Hacker News new | ask | show | jobs
by fangpenlin 479 days ago
There's a bug in k8s-device-plugin that stops the plugin from even launching, as I mentioned in the article:

https://github.com/NVIDIA/k8s-device-plugin/issues/1182

And I opened a PR for fixing that here:

https://github.com/NVIDIA/k8s-device-plugin/pull/1183

I am unsure if this bug is only for the NixOS environment because its library paths and other quicks differ from those of major Linux distros.

Another major problem was that the "default_runtime_name" in the Containerd config didn't work as expected. I had to create a RuntimeClass and assign it to the pod to make it pick up the Nvidia runtime.

Other than that, I haven't tried K3S, the one I am running is a full-blown K8S cluster. I guess they should be similar.

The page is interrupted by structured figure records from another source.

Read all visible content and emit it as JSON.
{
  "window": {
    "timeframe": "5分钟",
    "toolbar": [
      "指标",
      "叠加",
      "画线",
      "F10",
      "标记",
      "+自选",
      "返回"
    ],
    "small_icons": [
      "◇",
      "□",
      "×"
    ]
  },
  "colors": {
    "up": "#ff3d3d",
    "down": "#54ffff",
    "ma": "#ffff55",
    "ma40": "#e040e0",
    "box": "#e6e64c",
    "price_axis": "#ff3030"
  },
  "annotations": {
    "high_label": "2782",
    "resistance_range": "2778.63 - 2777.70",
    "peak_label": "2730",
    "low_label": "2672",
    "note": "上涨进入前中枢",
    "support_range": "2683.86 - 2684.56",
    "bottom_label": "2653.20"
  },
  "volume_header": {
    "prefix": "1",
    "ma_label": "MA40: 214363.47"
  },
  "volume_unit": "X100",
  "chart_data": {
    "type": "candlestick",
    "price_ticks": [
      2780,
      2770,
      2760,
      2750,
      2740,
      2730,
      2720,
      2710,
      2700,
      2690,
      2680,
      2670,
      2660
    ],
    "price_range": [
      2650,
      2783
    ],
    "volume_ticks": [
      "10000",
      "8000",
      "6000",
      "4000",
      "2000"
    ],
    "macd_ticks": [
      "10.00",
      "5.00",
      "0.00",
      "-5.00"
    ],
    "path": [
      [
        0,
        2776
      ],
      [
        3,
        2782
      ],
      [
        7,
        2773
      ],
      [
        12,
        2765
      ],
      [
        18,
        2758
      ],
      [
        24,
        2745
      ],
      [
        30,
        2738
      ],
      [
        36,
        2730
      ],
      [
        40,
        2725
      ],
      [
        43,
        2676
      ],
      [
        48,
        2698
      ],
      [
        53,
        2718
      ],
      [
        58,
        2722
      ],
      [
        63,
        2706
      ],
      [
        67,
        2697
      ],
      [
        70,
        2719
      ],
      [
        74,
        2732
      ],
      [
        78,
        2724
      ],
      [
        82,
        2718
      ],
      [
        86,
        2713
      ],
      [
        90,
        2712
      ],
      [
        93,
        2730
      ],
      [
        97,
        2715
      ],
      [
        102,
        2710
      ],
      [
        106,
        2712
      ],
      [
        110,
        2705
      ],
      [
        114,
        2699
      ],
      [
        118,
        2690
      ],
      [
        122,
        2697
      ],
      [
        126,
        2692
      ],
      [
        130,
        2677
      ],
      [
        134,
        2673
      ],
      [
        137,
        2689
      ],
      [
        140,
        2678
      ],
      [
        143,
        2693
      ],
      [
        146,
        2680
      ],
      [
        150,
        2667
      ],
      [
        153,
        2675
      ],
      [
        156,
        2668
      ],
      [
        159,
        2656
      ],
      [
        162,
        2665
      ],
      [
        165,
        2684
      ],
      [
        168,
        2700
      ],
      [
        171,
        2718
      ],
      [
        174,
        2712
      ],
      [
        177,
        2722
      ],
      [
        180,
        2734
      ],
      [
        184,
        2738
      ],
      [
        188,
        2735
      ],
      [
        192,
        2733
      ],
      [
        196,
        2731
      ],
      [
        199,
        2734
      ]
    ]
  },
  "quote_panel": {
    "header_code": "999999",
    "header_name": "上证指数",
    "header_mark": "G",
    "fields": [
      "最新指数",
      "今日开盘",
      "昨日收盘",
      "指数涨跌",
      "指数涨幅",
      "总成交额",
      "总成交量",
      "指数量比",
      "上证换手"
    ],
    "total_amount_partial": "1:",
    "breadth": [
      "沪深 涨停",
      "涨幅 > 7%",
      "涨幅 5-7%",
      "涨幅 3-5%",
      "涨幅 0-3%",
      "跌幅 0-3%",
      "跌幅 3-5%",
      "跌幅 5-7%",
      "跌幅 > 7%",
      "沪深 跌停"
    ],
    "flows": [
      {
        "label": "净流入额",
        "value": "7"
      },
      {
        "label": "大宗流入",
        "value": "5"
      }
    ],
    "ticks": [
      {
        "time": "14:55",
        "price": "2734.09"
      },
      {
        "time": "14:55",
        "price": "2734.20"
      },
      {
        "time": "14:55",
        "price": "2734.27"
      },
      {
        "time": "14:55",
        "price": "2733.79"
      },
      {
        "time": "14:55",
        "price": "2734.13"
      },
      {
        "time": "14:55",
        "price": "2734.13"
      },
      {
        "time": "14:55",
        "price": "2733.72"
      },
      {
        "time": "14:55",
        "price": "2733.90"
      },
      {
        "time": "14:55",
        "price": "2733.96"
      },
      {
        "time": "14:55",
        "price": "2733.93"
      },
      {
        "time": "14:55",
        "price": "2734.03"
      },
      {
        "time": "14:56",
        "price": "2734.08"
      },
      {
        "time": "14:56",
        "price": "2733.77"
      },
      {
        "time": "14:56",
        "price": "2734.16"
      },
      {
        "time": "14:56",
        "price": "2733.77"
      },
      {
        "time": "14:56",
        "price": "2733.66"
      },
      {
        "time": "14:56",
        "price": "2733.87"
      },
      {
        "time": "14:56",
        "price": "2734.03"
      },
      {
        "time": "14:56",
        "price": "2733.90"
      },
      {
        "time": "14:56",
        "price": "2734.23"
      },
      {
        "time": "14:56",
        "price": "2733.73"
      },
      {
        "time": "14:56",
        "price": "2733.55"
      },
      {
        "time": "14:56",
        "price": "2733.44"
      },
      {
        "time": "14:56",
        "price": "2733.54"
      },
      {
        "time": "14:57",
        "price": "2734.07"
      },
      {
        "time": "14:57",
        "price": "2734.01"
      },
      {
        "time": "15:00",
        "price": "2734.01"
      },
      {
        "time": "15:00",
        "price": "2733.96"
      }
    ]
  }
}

While there's no guarantee, if you find any hints showing why your Nvidia plugin won't work here, I might be able to help, as I skip some minor issues I encountered in the articles. If it happens to be the ones I faced, I can share how I solved them.

1 comments

By the way, one of the problems I encountered but didn't mention in the article was that the libnvidia-container has problem with the pathes for reading nvidia drivers and libraries under NixOS with its non-POSIX pathes. I had to create a patch for modifying the path files. I just created a Gist here with the patch content:

https://gist.github.com/fangpenlin/1cc6e80b4a03f07b79412366b...

But later on, since I am taking the CDI route, it appears that the libnvidia-container (nvidia-container-cli) is not really used. If you are going with just container runtime approach instead of CDI, you may need a patch like this for the libnvidia-container package.

Oooo, thanks for the pointers! Will be revisiting this tomorrow!